Thierry Frémaux avait promis de beaux portraits de femmes pour cette 72ème édition du Festival de Cannes, entre celui de Céline Sciamma et ce dernier de Justine Triet, c’est parole tenue. Sibyl met en scène le duo surprenant mais pas moins complémentaire Adèle Exarchopoulos et Virginie Efira.

Ce qui convainc directement dans Sibyl c’est le montage fluide avec lequel le film passe d’une temporalité à une autre, les faisant se confondre avec une grande délicatesse que Virginie Efira permet également par son jeu. Du fantôme d’un grand amour aux rencontres dont s’extrait de la quasi-obsession, l’actrice campe un rôle qui ressemble fortement à celui qu’elle avait déjà dans Victoria. Une femme dans une grande errance sentimentale pour laquelle la psychothérapie a une grande importance, qui nous permet de suivre ces réflexions les plus intimes.

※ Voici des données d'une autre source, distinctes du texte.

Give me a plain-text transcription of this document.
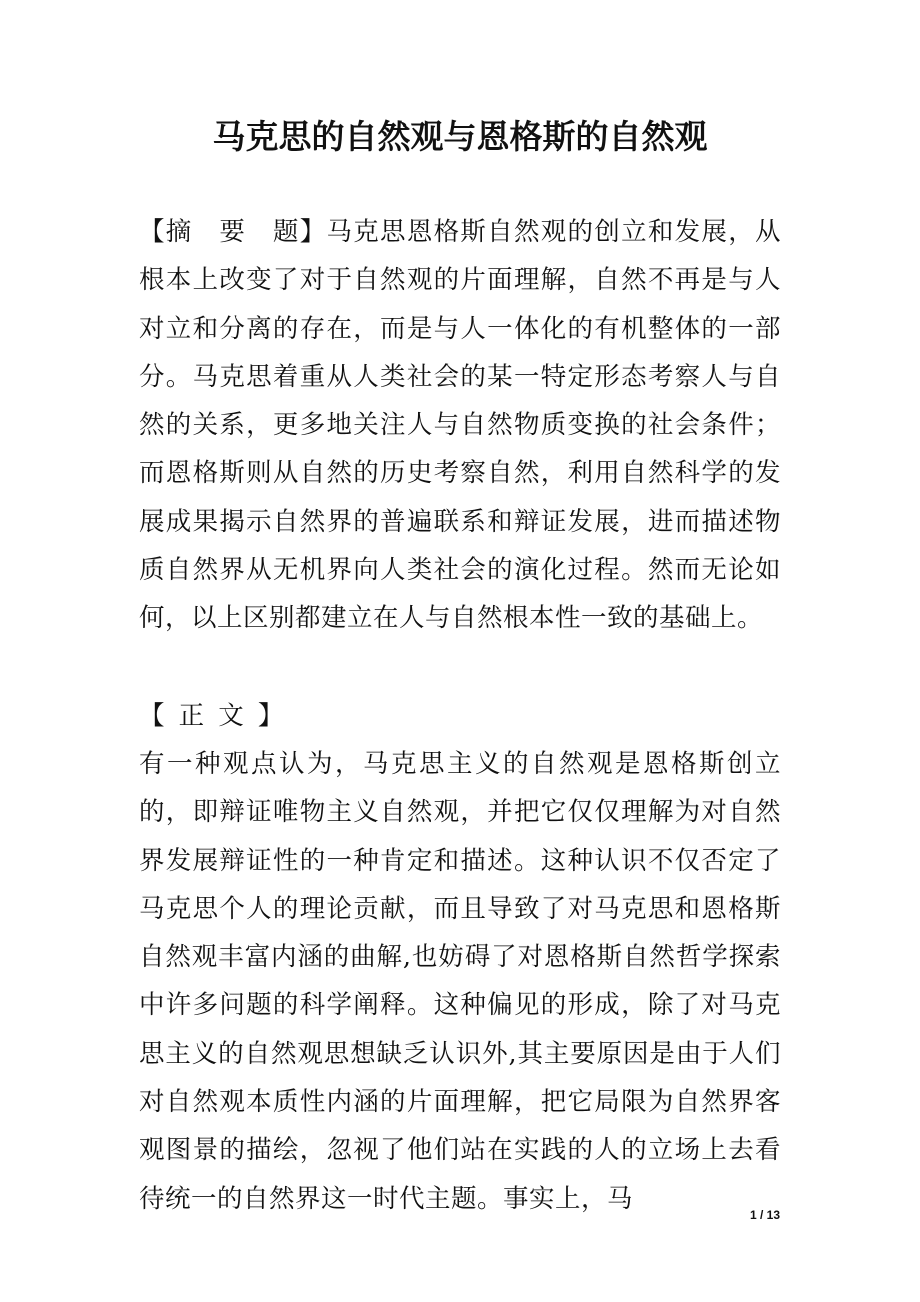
马克思的自然观与恩格斯的自然观

【摘　要　题】马克思恩格斯自然观的创立和发展，从根本上改变了对于自然观的片面理解，自然不再是与人对立和分离的存在，而是与人一体化的有机整体的一部分。马克思着重从人类社会的某一特定形态考察人与自然的关系，更多地关注人与自然物质变换的社会条件；而恩格斯则从自然的历史考察自然，利用自然科学的发展成果揭示自然界的普遍联系和辩证发展，进而描述物质自然界从无机界向人类社会的演化过程。然而无论如何，以上区别都建立在人与自然根本性一致的基础上。

【 正 文 】

有一种观点认为，马克思主义的自然观是恩格斯创立的，即辩证唯物主义自然观，并把它仅仅理解为对自然界发展辩证性的一种肯定和描述。这种认识不仅否定了马克思个人的理论贡献，而且导致了对马克思和恩格斯自然观丰富内涵的曲解,也妨碍了对恩格斯自然哲学探索中许多问题的科学阐释。这种偏见的形成，除了对马克思主义的自然观思想缺乏认识外,其主要原因是由于人们对自然观本质性内涵的片面理解，把它局限为自然界客观图景的描绘，忽视了他们站在实践的人的立场上去看待统一的自然界这一时代主题。事实上，马

1 / 13
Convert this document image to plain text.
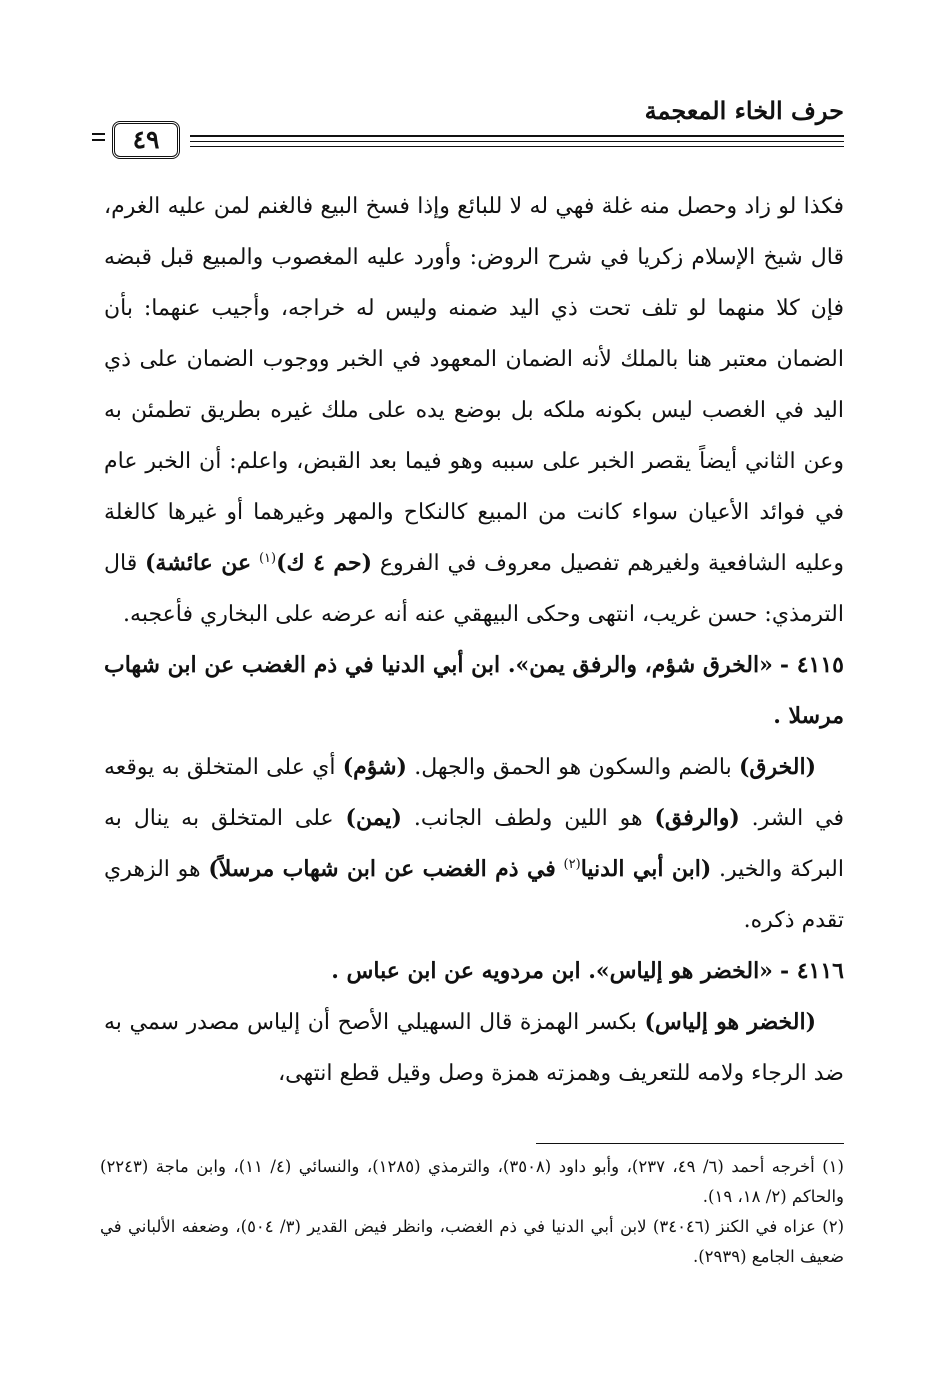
حرف الخاء المعجمة
٤٩

فكذا لو زاد وحصل منه غلة فهي له لا للبائع وإذا فسخ البيع فالغنم لمن عليه الغرم، قال شيخ الإسلام زكريا في شرح الروض: وأورد عليه المغصوب والمبيع قبل قبضه فإن كلا منهما لو تلف تحت ذي اليد ضمنه وليس له خراجه، وأجيب عنهما: بأن الضمان معتبر هنا بالملك لأنه الضمان المعهود في الخبر ووجوب الضمان على ذي اليد في الغصب ليس بكونه ملكه بل بوضع يده على ملك غيره بطريق تطمئن به وعن الثاني أيضاً يقصر الخبر على سببه وهو فيما بعد القبض، واعلم: أن الخبر عام في فوائد الأعيان سواء كانت من المبيع كالنكاح والمهر وغيرهما أو غيرها كالغلة وعليه الشافعية ولغيرهم تفصيل معروف في الفروع (حم ٤ ك)$^{(١)}$ عن عائشة) قال الترمذي: حسن غريب، انتهى وحكى البيهقي عنه أنه عرضه على البخاري فأعجبه.

٤١١٥ - «الخرق شؤم، والرفق يمن». ابن أبي الدنيا في ذم الغضب عن ابن شهاب مرسلا .

(الخرق) بالضم والسكون هو الحمق والجهل. (شؤم) أي على المتخلق به يوقعه في الشر. (والرفق) هو اللين ولطف الجانب. (يمن) على المتخلق به ينال به البركة والخير. (ابن أبي الدنيا$^{(٢)}$ في ذم الغضب عن ابن شهاب مرسلاً) هو الزهري تقدم ذكره.

٤١١٦ - «الخضر هو إلياس». ابن مردويه عن ابن عباس .

(الخضر هو إلياس) بكسر الهمزة قال السهيلي الأصح أن إلياس مصدر سمي به ضد الرجاء ولامه للتعريف وهمزته همزة وصل وقيل قطع انتهى،

(١) أخرجه أحمد (٦/ ٤٩، ٢٣٧)، وأبو داود (٣٥٠٨)، والترمذي (١٢٨٥)، والنسائي (٤/ ١١)، وابن ماجة (٢٢٤٣) والحاكم (٢/ ١٨، ١٩).

(٢) عزاه في الكنز (٣٤٠٤٦) لابن أبي الدنيا في ذم الغضب، وانظر فيض القدير (٣/ ٥٠٤)، وضعفه الألباني في ضعيف الجامع (٢٩٣٩).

Ici, c’est au travers d’un jeu de miroir entre Sibyl et Margot que l’étrange psyché prend sa place. Du plateau de tournage où les rôles se confondent et se mêlent à l’amant qui devient commun, les deux jeunes femmes offrent au public un lien assez intriguant qu’elles portent à merveille à l’écran. Drôle et pourtant sérieux, Justine Triet livre de jolis moments de dialogue que les actrices ont su s’approprier avec un naturel qu’on leur connaît. Si certaines scènes paraissent parfois un peu surfaites à l’image de celle où Sibyl répète les répliques de Margot, d’autres marquent par leur ingéniosité et leur justesse comme celle où Sibyl s’improvise réalisatrice et donne les directives aux deux acteurs dans une scène de sexe puissante. Les films dans le film sont rarement passionnants au cinéma dans leur manière d’aborder la création mais dans Sibyl, il se révèle être le point d’ancrage de multiples thèmes et tons, qui font de ce film une petite réussite. Cependant, la multiplicité des aspects fera s’égarer un peu l’oeuvre qui par l’art de la surenchère et du désir de vouloir trop en raconter, nuit à l’intrigue de base. Comme dans Victoria, les réflexions que propose Justine Triet sur le rapport entre cette femme et sa réalité sont passionnantes. Comment trouver une place dans ce monde, comment s’adapter à ce qui nous entoure ? Sibyl est dans la lignée du précédent avec davantage de fond et d’ambition là où Victoria était bancal, Sibyl est un joli portrait très juste.

Sibyl : Bande-annonce

Synopsis : Sibyl est une romancière reconvertie en psychanalyste. Rattrapée par le désir d’écrire, elle décide de quitter la plupart de ses patients. Alors qu’elle cherche l’inspiration, Margot, une jeune actrice en détresse, la supplie de la recevoir. En plein tournage, elle est enceinte de l’acteur principal… qui est en couple avec la réalisatrice du film. Tandis qu’elle lui expose son dilemme passionnel, Sibyl, fascinée, l’enregistre secrètement. La parole de sa patiente nourrit son roman et la replonge dans le tourbillon de son passé. Quand Margot implore Sibyl de la rejoindre à Stromboli pour la fin du tournage, tout s’accélère à une allure vertigineuse…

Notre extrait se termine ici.